The growth of online rental applications may be making more property management companies’ vulnerable to fraud, the report notes.
The report highlights some of the most common forms of rental fraud, including:
- Synthetic fraud: An “applicant” applies under a made-up identity and once approved, the fraudster has access to an address for the purpose of establishing credit. The scammer then runs up high balances or maxes out credit cards under the false identity. Property managers are then left with a resident who does not exist and who they are unable to collect rent from.
- True name fraud: This is where a victim’s personal information is fraudulently used on an application. Scammers obtain information like name, date of birth, or social security number to get an application approved. If the property management company is unable to flag inaccuracies, the scammer may get approved as a tenant, while the stolen identity victim is then on the hook for an apartment they never applied for.
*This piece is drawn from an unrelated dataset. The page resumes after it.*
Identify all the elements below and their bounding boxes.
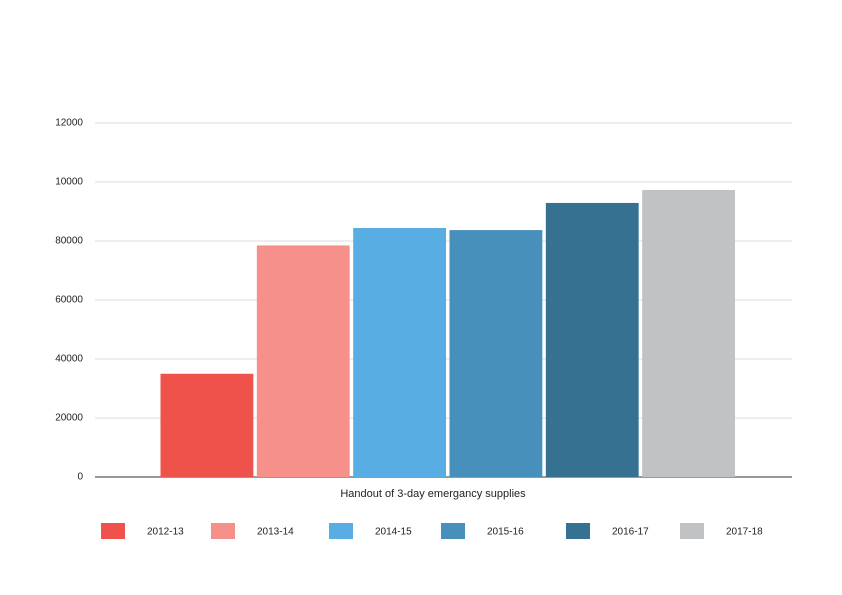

“In all of these cases of fraud, a property manager will find that the resident they may try to evict does not actually exist or is not the person in their rental unit,” Doherty says. “As a result, the property management company can lose thousands of dollars of potential income and impact their hard-earned reputation.”
Ninety-five percent of property managers surveyed say they have experienced difficulties identifying, mitigating, or preventing fraud. For those who are able to identify it, the insight often comes too late. Three out of four property managers identified fraud after move-in, with more than one-quarter discovering the fraud much later into their lease, like seven months or later, according to the survey.
The average eviction or skip balance owed can cost property managers about $4,215, according to TransUnion’s ResidentCredit. Further, it can take 90 to 150 days to evict a tenant, which adds on more expenses in lost rent, back rent, and leasing and marketing costs.
Conducting a background check is not sufficient to detecting fraud, researchers note.
“Many property managers do not realize that true fraud mitigation should take multiple factors into account for a comprehensive solution,” says Doherty. “Property managers are in need of better technology so they may flag fraud at the first warning sign. Once they are more effective in getting the right renters, they will reduce the involuntary turnover cost, impact to reputation and become more cost efficient. … With fraud proliferating in the rental industry, property owners and managers can only keep up by radically transforming their approach to preventing and managing rental fraud.”